All the stuff I still don’t know

sourdough culture in a crock
This is my sourdough biga. Recipe from Sullivan Street Bakery Cookbook by Jim Lahey

The more I learn, the less I know. Sometimes it feels like that. Really, I should say that the more I learn, the more I realize how little I know. About a decade ago I thought that I was doing something great making bread with a bread machine, and that pickles could only be made with vinegar, and that I could pick pears from the tree when they are ripe. Looking back on the ten years of living and working on this same little piece of the world on Paris Mountain, with my indispensable mate, I do feel a sense of accomplishment. But what I feel more, is that I am still a virgin.

I started off baking bread by assembling the ingredients, mostly flour and water and yeast, dumping them in a bread machine, and pushing a button. It was easy and the fresh bread tasted so much better to me than the packaged bread in the supermarket. But after awhile I wasn’t satisfied with that. I wanted to do better, a little foreplay, you could say. So I started using the bread machine only to knead my dough for me and let it rise the first time. I committed to a second phase of massaging the dough in various ways, and then leaving it in suspense for an hour or so, for a second rise.

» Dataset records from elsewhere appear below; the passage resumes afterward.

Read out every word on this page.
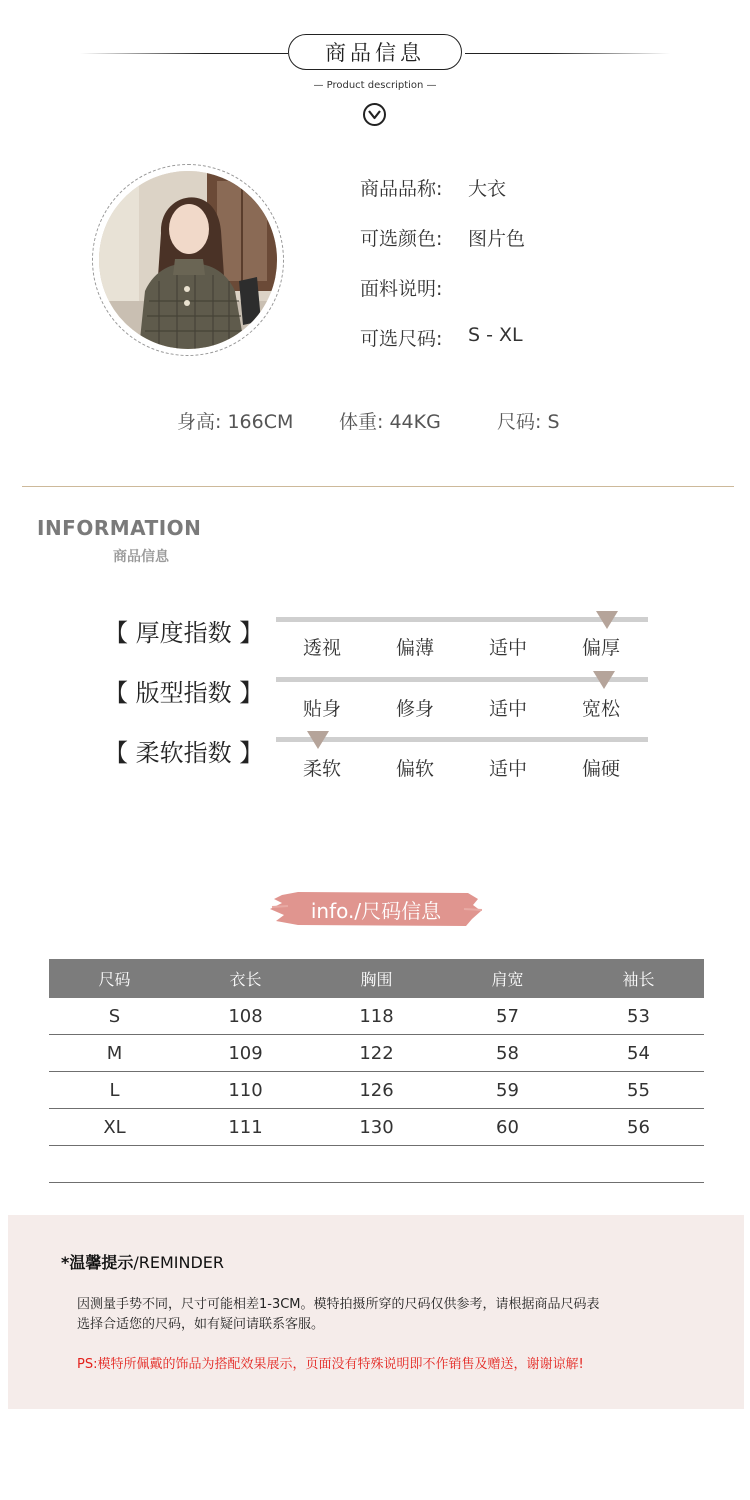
商品信息
— Product description —
商品品称:	大衣
可选颜色:	图片色
面料说明:
可选尺码:	S - XL
身高: 166CM 体重: 44KG	尺码: S
INFORMATION
商品信息
【 厚度指数 】
透视	偏薄	适中	偏厚
【 版型指数 】
贴身	修身	适中	宽松
【 柔软指数 】
柔软	偏软	适中	偏硬
info./尺码信息
尺码	衣长	胸围	肩宽	袖长
S	108	118	57	53
M	109	122	58	54
L	110	126	59	55
XL	111	130	60	56
*温馨提示/REMINDER
因测量手势不同，尺寸可能相差1-3CM。模特拍摄所穿的尺码仅供参考，请根据商品尺码表
选择合适您的尺码，如有疑问请联系客服。
PS:模特所佩戴的饰品为搭配效果展示，页面没有特殊说明即不作销售及赠送，谢谢谅解!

A shelf of pickled produce
Pickled peppers and cucumber pickles on my pantry shelf. We like the peppers on pizzas, and sometimes I fry the pickles…

My family was enthusiastic about the baguettes and challah bread that became a staple around my house for awhile. But, to jump ahead, I’ve now completely abandoned my former trepidation about baking from scratch, and prefer to make sourdough bread from my own sourdough culture (that I have kept alive for more than a year now.) I could tell a similar story about how I have progressed from pickling with vinegar, to fermenting with salt, and how I came to the extraordinary conclusion that some fruit ripens better after it is picked. And I probably shall tell those stories, and more, as I transition from my summer gardening and preservation mode to my fall and winter writing mode.

pears ripening after picking
This is our best pear crop ever. I picked these when they came off easily in my hand. They were still hard. After a week on the dining room table, they were soft, sweet and juicy.

The point for now is that we are all getting older. At some point along the way, we lost our virginity, but not really. Even in a later season of my life, when I have acquired a bit of wisdom, I know that I retain the hesitation and curiosity of a virgin. There are recipes I want to try, plants I want to cultivate, not to mention finally wrapping my head around going solar. I’m at my best when I share the knowledge I acquire along the way, in an effort to be helpful to my fellow virgins. Please feel free to contribute to making us all feel comfortable enough to learn some new tricks!